A Class Built Around Defense and Positional Depth
The 2026 class is not headlined by a deep quarterback group beyond Mendoza. Rueben Bain Jr., the edge rusher out of Miami, entered draft week as the consensus No. 2 overall prospect on most big boards, with evaluators noting the kind of physical presence that creates problems for offensive linemen at the snap.
Ohio State sent a cluster of prospects into the top portion of the first round. Arvell Reese, linebacker Sonny Styles, wide receiver Carnell Tate, and safety Caleb Downs were all projected inside the top 18 picks in multiple final mock drafts. The Buckeyes’ pipeline into the professional game continued a trend that has made Columbus one of the most consistent producers of first-round talent over the past decade.

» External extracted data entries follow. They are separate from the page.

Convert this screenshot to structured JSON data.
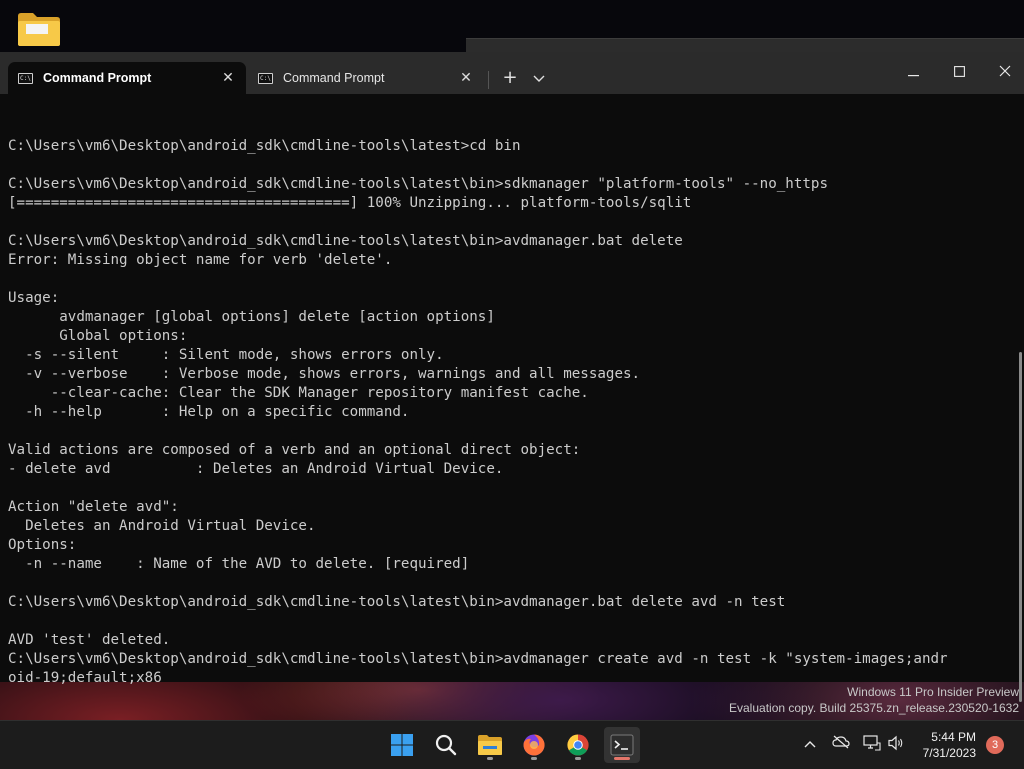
{
  "window": {
    "tabs": [
      {
        "title": "Command Prompt",
        "active": true,
        "icon": "cmd-icon"
      },
      {
        "title": "Command Prompt",
        "active": false,
        "icon": "cmd-icon"
      }
    ],
    "new_tab": "+",
    "dropdown": "⌄",
    "minimize": "—",
    "maximize": "☐",
    "close": "✕"
  },
  "console": {
    "lines": [
      "",
      "C:\\Users\\vm6\\Desktop\\android_sdk\\cmdline-tools\\latest>cd bin",
      "",
      "C:\\Users\\vm6\\Desktop\\android_sdk\\cmdline-tools\\latest\\bin>sdkmanager \"platform-tools\" --no_https",
      "[=======================================] 100% Unzipping... platform-tools/sqlit",
      "",
      "C:\\Users\\vm6\\Desktop\\android_sdk\\cmdline-tools\\latest\\bin>avdmanager.bat delete",
      "Error: Missing object name for verb 'delete'.",
      "",
      "Usage:",
      "      avdmanager [global options] delete [action options]",
      "      Global options:",
      "  -s --silent     : Silent mode, shows errors only.",
      "  -v --verbose    : Verbose mode, shows errors, warnings and all messages.",
      "     --clear-cache: Clear the SDK Manager repository manifest cache.",
      "  -h --help       : Help on a specific command.",
      "",
      "Valid actions are composed of a verb and an optional direct object:",
      "- delete avd          : Deletes an Android Virtual Device.",
      "",
      "Action \"delete avd\":",
      "  Deletes an Android Virtual Device.",
      "Options:",
      "  -n --name    : Name of the AVD to delete. [required]",
      "",
      "C:\\Users\\vm6\\Desktop\\android_sdk\\cmdline-tools\\latest\\bin>avdmanager.bat delete avd -n test",
      "",
      "AVD 'test' deleted.",
      "C:\\Users\\vm6\\Desktop\\android_sdk\\cmdline-tools\\latest\\bin>avdmanager create avd -n test -k \"system-images;andr",
      "oid-19;default;x86"
    ]
  },
  "watermark": {
    "line1": "Windows 11 Pro Insider Preview",
    "line2": "Evaluation copy. Build 25375.zn_release.230520-1632"
  },
  "taskbar": {
    "apps": [
      {
        "name": "start-icon"
      },
      {
        "name": "search-icon"
      },
      {
        "name": "file-explorer-icon"
      },
      {
        "name": "firefox-icon"
      },
      {
        "name": "chrome-icon"
      },
      {
        "name": "terminal-icon"
      }
    ],
    "clock_time": "5:44 PM",
    "clock_date": "7/31/2023",
    "notification_count": "3"
  },
  "colors": {
    "console_bg": "#0c0c0c",
    "console_text": "#cccccc",
    "titlebar": "#2b2b2b",
    "taskbar": "#1c1c1c",
    "notification": "#e06a5a"
  }
}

Notre Dame running back Jeremiyah Love drew attention as the draft’s most debated positional outlier — a skill player generating top-10 conversation in a cycle where running backs rarely command that kind of draft capital. Love was spotted driving through the Fort Pitt Tunnel earlier in the week, caught off guard by his first view of the Pittsburgh skyline. Whether he goes inside the top five or slides into the second half of the first round remains one of the draft’s open questions heading into Thursday night.
Pittsburgh Takes Its Moment
The host city has invested heavily in the weekend’s production. The Steelers, VisitPITTSBURGH, and the NFL collaborated on the event footprint, and the city’s vice president for business development Dan Rooney described the energy around Pittsburgh as palpable in the days leading up to the draft.
The NFL moved the draft out of New York in 2015, sending it to a rotating host city each year since 2017. Green Bay drew more than 600,000 fans for the 2025 draft. Pittsburgh modeled its attendance estimate at 500,000 to 700,000 over three days, roughly 250,000 visitors per day — a daily figure comparable to the city’s own St. Patrick’s Day parade.
The entertainment lineup includes Pittsburgh native and Grammy-nominated rapper Wiz Khalifa and rock artist Bret Michaels performing Friday before Round 2, with country artist Kane Brown closing the event Saturday following the final picks.
The NFL shortened the first-round selection clock in 2026, giving teams eight minutes per pick instead of ten — a change designed to tighten the pace on opening night without removing a team’s ability to negotiate trades in the middle of the round.
What to Watch
The top of the board holds its shape through Mendoza at No. 1, but the volume of projected trades and the genuine uncertainty around the Jets, Cardinals, and Giants — who hold both the fifth and tenth picks after acquiring the latter in the Dexter Lawrence trade with Cincinnati — give the first round the structure of an event that rarely goes as planned.
257 players will hear their names called before the weekend concludes. The first round tonight sets the tone for how franchises have chosen to build heading into 2026, and for many of the prospects waiting in Pittsburgh, the next three days represent the moment every prior decision pointed toward.